Все в доме напоминало Лазару мать. Комната ее осталась нетронутой: все вещи стояли на своих местах, даже наперсток все еще лежал на рабочем столике, рядом с вышиваньем. Часы на камине показывали семь часов тридцать семь минут — час ее смерти. Он избегал заходить в эту комнату, но порою, когда поднимался по лестнице, он вдруг решался и быстро открывал дверь. Сердце его громко стучало; ему казалось, будто с детства знакомые старые кресла, бюро, круглый столик и особенно кровать стали другими и приняли какой-то торжественный вид. Сквозь закрытые ставни проникал слабый, мутный свет, усиливавший его тоску; он входил и целовал подушку, на которой похолодела голова покойной. Но как-то утром, войдя в комнату, Лазар остолбенел: ставни были широко распахнуты, и в окна лились потоки света; яркие солнечные пятна лежали на кровати и на подушке; со всего дома были принесены вазы, и вся комната была убрана цветами. Тогда он вспомнил: сегодня день рождения той, которой больше нет, памятная дата, праздновавшаяся каждый год, — Полина не забыла этот день. Тут были только скромные осенние цветы: астры, маргаритки и поздние розы, уже тронутые холодом; но то был аромат самой жизни, их яркие радостные венчики обрамляли мертвый циферблат, на котором время как будто остановилось. Эта благоговейная память об усопшей глубоко тронула его. Он долго плакал.

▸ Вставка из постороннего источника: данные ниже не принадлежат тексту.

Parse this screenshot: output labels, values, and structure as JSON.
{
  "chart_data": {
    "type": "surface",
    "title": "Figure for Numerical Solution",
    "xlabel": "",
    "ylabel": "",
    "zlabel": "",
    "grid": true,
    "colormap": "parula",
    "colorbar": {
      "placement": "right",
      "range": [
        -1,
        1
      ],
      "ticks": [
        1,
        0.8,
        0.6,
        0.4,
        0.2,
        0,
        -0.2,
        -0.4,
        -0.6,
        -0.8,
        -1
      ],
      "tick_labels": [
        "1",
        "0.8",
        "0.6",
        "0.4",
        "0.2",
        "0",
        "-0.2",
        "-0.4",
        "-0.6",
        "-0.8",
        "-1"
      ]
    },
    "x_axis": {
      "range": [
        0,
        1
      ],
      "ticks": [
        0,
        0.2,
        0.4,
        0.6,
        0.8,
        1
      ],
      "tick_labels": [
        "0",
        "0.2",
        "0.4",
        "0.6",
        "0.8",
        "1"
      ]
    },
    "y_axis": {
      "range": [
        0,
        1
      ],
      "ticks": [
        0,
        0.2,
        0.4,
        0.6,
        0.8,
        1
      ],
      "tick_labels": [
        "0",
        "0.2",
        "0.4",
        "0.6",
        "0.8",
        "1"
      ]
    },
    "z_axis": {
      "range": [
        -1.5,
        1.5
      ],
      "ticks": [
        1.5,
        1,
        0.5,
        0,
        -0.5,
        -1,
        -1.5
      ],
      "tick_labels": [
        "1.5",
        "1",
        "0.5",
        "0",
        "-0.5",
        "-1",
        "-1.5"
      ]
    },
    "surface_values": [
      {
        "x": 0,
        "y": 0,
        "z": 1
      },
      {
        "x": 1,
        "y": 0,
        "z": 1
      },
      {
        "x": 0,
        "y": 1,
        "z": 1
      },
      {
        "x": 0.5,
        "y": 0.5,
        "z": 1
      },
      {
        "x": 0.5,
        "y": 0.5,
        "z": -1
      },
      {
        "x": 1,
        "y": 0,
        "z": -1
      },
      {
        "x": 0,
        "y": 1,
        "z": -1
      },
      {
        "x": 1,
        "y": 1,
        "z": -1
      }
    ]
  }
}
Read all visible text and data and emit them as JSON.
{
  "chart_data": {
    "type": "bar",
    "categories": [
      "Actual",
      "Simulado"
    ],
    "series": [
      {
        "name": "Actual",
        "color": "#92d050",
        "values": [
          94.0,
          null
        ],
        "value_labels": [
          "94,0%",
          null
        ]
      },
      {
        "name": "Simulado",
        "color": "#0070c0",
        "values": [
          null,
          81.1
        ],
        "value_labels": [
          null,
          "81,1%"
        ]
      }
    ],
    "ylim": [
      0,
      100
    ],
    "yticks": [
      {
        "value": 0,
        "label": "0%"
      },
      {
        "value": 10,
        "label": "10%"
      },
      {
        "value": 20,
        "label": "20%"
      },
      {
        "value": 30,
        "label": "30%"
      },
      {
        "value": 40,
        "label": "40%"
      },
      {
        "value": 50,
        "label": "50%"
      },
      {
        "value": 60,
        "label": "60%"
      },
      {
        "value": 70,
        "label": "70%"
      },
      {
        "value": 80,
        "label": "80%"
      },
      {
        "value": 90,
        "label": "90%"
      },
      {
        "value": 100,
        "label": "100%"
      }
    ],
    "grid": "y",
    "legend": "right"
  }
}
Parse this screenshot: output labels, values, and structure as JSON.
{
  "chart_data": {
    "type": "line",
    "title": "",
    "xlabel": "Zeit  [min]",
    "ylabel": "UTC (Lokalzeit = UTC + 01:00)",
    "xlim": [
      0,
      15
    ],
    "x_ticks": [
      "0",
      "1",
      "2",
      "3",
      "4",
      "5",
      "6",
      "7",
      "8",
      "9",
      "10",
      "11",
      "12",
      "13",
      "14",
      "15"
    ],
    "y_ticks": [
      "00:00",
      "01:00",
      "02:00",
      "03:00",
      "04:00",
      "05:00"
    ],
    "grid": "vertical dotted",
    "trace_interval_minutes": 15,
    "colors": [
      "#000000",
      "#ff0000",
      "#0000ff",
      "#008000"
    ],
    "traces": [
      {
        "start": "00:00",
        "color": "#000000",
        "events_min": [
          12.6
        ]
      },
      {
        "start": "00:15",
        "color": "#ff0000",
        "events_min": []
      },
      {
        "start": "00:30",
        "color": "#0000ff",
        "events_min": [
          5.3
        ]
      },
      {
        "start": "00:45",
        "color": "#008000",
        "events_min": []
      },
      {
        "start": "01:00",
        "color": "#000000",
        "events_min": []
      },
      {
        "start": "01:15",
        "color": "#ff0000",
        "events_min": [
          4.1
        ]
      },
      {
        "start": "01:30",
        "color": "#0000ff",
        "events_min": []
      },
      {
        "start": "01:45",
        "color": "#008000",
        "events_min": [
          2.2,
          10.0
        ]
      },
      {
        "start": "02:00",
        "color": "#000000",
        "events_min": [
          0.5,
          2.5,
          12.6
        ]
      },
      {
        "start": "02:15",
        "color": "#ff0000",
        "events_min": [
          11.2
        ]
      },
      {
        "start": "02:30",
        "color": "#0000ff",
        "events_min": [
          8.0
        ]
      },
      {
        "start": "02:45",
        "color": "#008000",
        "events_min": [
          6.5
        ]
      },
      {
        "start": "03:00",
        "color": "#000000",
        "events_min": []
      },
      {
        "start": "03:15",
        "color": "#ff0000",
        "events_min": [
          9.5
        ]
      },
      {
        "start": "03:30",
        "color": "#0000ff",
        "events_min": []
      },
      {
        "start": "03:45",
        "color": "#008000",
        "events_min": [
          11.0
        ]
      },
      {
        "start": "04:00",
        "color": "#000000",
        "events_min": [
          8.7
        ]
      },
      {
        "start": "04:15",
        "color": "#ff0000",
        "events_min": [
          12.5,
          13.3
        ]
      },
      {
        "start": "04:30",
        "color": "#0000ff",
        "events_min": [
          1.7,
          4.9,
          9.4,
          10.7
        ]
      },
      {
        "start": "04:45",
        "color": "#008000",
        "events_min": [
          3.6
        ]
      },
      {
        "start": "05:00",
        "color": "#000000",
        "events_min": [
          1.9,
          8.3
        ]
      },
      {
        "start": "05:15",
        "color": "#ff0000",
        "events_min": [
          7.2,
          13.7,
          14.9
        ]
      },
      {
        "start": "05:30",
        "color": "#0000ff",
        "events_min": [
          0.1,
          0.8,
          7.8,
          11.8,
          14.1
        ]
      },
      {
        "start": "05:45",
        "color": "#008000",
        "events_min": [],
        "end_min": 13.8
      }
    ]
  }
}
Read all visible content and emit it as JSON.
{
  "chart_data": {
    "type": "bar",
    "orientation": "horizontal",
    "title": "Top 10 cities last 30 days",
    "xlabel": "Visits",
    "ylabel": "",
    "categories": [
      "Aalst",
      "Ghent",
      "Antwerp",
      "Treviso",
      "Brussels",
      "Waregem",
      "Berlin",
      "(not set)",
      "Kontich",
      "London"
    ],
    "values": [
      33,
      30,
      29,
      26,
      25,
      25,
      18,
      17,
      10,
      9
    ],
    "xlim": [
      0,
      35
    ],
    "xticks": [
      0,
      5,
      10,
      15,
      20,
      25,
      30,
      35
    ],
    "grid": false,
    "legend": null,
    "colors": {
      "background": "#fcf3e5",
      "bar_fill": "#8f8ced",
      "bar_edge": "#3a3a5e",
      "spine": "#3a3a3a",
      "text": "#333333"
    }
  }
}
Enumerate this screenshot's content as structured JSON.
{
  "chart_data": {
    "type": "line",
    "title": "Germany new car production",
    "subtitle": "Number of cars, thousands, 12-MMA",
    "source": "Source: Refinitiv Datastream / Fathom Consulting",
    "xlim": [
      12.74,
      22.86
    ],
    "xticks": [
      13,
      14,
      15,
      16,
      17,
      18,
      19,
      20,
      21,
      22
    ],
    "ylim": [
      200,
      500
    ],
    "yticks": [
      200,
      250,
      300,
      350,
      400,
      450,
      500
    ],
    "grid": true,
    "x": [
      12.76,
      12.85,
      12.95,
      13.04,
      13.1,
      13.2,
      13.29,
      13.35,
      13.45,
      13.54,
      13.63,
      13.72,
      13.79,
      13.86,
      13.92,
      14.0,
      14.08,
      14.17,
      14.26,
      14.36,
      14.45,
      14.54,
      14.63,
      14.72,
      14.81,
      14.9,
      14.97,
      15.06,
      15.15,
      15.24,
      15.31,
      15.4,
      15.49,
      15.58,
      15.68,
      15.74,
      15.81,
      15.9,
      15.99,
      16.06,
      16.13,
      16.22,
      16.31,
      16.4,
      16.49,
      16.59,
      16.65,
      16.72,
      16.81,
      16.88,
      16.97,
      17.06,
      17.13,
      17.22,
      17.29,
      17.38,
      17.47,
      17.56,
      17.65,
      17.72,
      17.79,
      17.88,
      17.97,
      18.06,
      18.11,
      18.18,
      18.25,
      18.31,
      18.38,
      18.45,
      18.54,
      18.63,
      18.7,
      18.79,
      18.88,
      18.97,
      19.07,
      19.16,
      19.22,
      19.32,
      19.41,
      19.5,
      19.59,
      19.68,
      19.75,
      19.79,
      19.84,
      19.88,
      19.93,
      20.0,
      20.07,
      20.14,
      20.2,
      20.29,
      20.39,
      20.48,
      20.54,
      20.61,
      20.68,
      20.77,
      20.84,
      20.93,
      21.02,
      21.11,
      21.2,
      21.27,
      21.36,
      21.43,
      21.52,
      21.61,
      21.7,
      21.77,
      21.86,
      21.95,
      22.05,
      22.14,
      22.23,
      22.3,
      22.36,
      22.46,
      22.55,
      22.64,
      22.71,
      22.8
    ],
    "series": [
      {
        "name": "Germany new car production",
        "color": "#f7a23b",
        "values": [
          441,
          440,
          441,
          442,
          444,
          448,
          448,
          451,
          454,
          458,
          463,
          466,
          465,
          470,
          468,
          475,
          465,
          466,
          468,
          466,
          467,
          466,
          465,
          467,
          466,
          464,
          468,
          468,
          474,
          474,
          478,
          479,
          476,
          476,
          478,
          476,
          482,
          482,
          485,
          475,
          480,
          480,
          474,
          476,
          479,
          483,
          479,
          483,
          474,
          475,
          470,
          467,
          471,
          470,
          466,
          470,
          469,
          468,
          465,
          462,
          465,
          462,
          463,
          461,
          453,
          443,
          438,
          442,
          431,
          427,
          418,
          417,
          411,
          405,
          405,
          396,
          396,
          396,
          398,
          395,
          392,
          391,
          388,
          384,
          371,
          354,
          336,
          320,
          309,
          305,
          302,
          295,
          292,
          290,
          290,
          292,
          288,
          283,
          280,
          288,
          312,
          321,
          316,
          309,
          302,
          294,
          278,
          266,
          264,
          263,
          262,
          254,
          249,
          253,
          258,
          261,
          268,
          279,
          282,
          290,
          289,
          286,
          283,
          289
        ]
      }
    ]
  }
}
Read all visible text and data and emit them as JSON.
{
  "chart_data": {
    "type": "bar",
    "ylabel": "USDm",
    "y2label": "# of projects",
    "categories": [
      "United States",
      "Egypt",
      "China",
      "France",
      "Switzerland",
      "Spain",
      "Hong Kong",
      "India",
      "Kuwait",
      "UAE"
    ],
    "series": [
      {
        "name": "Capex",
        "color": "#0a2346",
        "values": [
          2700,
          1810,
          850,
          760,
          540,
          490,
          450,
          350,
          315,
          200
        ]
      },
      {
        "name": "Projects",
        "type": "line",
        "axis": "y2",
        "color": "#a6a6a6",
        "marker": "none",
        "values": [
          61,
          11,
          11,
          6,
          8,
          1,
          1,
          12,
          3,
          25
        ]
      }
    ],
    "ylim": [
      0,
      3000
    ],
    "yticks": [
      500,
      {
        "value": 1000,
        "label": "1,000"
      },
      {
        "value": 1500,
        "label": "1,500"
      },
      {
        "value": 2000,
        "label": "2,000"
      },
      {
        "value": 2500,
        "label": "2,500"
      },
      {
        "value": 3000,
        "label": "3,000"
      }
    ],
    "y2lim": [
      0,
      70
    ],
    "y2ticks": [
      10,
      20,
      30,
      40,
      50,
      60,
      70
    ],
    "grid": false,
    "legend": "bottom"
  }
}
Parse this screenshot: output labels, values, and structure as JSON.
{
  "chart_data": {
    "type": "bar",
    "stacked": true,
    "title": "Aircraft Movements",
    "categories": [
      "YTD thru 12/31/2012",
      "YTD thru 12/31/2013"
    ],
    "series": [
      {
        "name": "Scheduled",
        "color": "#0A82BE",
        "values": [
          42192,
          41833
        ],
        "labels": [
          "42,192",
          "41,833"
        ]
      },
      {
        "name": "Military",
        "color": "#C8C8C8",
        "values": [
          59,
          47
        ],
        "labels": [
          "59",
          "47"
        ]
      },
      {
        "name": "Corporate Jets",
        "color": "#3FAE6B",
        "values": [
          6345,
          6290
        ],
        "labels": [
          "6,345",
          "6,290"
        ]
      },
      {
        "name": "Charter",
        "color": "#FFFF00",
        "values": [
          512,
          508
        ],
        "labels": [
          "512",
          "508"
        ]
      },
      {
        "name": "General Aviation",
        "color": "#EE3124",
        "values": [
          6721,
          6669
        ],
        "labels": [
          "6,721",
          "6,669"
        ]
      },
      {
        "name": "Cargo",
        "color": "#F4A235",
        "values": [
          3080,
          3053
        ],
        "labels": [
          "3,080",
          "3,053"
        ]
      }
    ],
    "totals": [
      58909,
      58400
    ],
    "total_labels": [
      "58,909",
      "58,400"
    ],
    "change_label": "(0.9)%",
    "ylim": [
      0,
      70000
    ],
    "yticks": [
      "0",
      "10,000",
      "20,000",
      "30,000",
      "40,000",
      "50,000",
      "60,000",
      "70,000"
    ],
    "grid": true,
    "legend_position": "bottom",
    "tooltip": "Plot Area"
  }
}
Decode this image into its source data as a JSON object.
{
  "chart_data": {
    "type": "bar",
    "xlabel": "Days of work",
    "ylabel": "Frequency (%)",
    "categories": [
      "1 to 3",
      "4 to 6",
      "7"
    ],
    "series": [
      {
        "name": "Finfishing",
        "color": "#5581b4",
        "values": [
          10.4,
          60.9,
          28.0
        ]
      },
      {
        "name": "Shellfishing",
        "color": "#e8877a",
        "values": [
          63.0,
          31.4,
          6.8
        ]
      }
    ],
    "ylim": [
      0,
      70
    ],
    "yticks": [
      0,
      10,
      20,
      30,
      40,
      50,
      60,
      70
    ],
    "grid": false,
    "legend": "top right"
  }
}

Столовая, кухня, даже терраса — все было овеяно воспоминаниями о его матери. Самые ничтожные предметы, которые он случайно находил, разные привычки, от которых пришлось сразу отказаться, — все напоминало ее. Это превратилось в настоящее помешательство; он перестал говорить о ней и с каким-то стыдливым упорством скрывал свои непрерывные терзания, это постоянное общение с ушедшей. Он дошел до того, что избегал произносить имя той, которая преследовала его, и можно было поверить, что он постепенно забывает мать и вовсе не думает о ней, а между тем не проходило минуты, чтобы какое-нибудь воспоминание не пронзало болью его сердце. Одна Полина взглядом угадывала все, что происходило в его душе. Тогда он начинал лгать, клялся, что погасил лампу в двенадцать часов ночи, или уверял, будто был занят какой-нибудь воображаемой работой, и если к нему приставали с расспросами, выходил из себя. Его комната была единственным убежищем, где он уединялся и чувствовал себя спокойнее; в этих стенах он вырос и мог предаваться своему горю, не боясь, что кто-нибудь посторонний будет свидетелем его страданий.